DL = Deep Learning

NN = Neural Network

P = Philosophy

Gradient descent

DL: Optimization algorithm used for training NN.

P: You can reach the place you want one step, in the right direction, at a time.

Keep weights small

DL: Helps NN learn new data faster

P: Keep your identity small so that you can adjust easily.

Local and Global Minima

DL: Local Minima means your NN has learned something but it is not optimal. We always aim for Global Minima.

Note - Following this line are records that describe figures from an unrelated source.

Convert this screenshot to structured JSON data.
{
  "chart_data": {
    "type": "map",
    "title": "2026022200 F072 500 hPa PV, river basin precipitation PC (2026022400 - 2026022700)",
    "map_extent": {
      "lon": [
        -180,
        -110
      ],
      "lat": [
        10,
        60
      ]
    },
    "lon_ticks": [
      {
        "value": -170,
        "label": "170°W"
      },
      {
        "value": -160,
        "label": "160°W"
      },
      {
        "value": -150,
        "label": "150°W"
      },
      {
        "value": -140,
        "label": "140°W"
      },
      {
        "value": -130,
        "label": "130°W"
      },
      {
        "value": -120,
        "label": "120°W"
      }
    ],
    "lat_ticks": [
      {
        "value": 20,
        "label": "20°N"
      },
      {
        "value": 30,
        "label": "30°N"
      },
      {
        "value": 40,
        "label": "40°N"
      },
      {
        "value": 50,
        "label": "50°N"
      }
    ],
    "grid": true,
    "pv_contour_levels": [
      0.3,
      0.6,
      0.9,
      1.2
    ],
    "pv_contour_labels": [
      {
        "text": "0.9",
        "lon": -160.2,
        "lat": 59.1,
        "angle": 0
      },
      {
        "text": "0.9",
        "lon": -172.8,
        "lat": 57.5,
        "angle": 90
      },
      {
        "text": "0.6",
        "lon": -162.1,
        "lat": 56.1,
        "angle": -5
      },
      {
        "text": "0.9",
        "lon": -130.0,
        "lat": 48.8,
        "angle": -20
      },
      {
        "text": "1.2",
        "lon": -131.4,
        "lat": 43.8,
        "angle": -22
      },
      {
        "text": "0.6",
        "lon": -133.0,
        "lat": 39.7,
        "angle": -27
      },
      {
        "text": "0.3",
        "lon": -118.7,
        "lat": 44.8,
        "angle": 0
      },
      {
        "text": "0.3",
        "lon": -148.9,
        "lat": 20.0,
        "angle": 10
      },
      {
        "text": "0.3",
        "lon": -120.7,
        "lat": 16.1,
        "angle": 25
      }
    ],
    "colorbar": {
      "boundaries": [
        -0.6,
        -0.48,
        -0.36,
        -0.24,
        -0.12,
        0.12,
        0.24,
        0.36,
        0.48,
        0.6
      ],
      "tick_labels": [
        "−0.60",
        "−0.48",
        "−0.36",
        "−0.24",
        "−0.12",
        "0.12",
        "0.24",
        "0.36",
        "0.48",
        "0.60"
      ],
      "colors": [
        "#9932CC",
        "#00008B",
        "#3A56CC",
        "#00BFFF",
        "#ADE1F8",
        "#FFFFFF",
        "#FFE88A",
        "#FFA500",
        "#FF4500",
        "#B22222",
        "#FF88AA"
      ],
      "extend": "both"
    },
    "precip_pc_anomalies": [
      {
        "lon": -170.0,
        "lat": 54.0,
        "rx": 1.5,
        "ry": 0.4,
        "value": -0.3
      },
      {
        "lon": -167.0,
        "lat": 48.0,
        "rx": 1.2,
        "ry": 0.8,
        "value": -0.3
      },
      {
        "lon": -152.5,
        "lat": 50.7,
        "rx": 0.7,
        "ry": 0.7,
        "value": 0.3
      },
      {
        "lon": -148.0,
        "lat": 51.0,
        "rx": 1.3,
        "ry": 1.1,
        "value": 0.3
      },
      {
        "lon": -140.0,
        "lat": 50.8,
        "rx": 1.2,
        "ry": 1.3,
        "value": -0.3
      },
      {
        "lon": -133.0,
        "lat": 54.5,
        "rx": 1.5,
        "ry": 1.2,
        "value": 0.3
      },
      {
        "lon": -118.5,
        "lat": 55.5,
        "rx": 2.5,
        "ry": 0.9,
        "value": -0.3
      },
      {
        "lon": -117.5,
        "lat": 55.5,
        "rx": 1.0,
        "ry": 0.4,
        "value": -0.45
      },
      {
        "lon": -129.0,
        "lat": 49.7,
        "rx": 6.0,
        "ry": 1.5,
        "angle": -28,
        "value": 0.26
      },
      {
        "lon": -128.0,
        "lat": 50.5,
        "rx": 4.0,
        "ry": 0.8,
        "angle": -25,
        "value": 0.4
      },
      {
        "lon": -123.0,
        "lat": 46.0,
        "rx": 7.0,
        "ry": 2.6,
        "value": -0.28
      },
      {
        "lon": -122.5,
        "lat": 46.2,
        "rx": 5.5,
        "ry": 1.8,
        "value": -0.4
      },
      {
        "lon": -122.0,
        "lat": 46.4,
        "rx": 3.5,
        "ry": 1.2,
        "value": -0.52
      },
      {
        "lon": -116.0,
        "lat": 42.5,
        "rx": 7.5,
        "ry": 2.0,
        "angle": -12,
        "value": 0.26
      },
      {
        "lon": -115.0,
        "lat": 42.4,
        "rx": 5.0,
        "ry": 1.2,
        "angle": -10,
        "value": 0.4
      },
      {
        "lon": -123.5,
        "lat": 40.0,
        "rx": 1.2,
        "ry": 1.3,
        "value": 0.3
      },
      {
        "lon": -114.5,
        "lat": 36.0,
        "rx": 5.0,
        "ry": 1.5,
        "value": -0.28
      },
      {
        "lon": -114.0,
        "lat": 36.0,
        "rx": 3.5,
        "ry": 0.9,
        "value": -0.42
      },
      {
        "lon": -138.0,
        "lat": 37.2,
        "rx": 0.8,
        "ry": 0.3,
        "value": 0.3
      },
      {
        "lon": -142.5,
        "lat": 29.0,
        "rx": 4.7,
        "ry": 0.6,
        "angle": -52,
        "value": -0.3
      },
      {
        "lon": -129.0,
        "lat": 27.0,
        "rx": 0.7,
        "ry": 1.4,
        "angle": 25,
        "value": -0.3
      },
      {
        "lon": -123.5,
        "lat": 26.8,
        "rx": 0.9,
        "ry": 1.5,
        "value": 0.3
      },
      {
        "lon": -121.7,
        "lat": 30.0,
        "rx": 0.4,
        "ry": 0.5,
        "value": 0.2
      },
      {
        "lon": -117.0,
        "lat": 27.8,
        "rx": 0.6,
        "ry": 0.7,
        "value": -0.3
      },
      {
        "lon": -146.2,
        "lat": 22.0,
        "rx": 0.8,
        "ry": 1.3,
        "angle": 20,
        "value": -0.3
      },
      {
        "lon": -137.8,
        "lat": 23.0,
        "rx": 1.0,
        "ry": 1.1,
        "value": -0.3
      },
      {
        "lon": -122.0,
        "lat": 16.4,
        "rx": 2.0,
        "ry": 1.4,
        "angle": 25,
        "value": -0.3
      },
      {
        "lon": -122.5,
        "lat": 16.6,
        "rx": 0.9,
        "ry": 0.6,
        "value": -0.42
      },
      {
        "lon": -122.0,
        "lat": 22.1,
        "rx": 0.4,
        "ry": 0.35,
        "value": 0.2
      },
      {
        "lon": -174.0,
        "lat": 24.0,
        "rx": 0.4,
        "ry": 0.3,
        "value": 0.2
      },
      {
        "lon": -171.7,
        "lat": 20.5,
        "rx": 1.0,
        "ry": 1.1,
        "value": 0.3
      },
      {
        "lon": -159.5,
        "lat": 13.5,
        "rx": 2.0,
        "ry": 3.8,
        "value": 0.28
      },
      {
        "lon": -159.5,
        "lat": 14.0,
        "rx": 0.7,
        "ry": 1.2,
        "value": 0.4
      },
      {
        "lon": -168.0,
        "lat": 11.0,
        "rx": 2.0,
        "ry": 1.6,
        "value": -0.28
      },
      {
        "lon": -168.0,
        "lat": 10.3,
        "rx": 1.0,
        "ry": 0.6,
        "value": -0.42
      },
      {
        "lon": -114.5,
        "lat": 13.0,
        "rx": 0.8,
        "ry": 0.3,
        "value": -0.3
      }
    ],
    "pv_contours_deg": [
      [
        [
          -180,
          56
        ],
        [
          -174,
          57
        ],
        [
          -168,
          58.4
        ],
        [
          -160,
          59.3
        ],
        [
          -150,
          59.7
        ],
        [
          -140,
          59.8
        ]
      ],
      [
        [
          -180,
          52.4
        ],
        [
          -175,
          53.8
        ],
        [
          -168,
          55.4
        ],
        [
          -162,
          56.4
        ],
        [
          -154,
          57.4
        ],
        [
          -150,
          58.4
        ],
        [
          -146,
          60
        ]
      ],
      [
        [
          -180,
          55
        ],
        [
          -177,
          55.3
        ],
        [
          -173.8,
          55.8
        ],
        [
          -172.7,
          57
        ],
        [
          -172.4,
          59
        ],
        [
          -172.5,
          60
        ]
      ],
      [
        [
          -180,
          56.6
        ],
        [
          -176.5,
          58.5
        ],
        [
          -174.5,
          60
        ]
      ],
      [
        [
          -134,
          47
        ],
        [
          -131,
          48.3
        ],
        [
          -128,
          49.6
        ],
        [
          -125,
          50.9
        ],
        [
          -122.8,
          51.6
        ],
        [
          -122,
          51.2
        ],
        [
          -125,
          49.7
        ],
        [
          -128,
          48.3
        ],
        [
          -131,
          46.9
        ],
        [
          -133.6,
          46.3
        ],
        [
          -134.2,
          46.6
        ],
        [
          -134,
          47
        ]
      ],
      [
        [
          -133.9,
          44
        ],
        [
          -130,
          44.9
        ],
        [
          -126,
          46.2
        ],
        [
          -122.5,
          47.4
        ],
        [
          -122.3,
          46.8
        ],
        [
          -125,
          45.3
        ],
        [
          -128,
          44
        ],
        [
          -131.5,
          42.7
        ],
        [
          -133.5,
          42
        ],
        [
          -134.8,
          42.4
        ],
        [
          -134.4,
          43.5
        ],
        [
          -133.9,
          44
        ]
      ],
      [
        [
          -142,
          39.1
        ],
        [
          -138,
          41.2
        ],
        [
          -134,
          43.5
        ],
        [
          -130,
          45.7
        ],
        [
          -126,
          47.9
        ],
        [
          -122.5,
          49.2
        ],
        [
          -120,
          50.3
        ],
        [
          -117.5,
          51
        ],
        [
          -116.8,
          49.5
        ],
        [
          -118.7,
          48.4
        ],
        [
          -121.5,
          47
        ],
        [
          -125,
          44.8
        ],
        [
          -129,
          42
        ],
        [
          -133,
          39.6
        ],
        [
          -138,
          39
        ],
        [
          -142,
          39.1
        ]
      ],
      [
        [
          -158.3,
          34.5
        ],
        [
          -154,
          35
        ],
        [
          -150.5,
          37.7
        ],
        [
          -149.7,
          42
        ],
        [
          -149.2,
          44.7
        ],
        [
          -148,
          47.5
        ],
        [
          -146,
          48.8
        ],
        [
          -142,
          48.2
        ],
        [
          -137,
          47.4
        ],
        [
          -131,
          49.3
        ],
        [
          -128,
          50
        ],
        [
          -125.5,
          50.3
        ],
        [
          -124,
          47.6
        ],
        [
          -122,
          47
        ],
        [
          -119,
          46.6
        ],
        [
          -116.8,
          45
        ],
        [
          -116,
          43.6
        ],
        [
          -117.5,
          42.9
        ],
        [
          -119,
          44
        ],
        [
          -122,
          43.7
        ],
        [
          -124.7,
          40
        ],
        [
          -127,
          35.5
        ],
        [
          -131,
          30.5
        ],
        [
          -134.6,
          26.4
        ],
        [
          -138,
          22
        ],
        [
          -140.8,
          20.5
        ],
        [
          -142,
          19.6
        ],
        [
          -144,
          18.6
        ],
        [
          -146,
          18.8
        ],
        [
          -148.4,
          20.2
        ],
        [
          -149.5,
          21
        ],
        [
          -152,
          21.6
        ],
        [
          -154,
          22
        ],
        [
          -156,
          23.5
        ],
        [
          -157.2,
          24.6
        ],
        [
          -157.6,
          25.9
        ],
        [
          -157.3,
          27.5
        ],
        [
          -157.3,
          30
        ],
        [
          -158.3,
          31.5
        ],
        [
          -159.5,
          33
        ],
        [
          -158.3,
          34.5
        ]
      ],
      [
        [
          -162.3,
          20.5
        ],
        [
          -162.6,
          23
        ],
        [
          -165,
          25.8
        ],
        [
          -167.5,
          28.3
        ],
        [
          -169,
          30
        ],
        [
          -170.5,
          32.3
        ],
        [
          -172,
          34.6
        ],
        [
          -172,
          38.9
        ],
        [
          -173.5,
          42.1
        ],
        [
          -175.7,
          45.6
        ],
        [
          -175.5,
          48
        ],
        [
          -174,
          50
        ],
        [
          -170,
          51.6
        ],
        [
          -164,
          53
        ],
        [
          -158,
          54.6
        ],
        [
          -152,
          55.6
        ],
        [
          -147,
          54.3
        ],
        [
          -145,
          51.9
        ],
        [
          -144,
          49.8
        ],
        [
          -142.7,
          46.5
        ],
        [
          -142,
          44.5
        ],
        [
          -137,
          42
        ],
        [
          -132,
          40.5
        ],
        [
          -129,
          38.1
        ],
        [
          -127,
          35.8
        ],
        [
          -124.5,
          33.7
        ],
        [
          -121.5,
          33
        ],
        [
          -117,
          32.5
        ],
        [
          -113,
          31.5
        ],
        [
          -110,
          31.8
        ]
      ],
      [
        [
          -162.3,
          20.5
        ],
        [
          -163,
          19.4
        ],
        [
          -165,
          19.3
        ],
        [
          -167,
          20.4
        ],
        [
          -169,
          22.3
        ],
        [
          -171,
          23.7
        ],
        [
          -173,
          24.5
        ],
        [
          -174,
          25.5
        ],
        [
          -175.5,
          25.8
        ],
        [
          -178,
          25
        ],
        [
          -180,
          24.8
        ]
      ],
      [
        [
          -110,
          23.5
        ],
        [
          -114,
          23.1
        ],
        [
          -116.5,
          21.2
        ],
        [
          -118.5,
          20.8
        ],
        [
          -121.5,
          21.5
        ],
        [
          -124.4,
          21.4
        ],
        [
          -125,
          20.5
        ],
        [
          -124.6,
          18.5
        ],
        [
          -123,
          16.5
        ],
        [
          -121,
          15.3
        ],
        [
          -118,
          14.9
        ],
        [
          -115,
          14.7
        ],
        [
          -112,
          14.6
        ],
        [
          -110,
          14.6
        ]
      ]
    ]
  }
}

P: Your views and opinions are not perfect. They are probably just your perspective.

Randomize Weights

DL: Helps you explore the landscape and avoids getting stuck in local minima.

P: Put yourself in random situations to learn from it.

Exponentially Weighted Average

DL: A type of average where more weightage is given to past numbers than latest number.

P: Do you change your path completely if one outcome goes wrong? What about the last n outcomes that were right.


DL: Used to check how well a NN has trained. Further training will be adjusted accordingly.

P: Use metrics to see what’s working and not working. Adjust plans accordingly.

Test Data and Testing

DL: Tests NN on unseen data.

P: Test assumption/beliefs to see if they are true or not


DL: NN memorized only certain things completely and cannot variations of unseen things.

P: What you don’t yet know is more important that what you already know.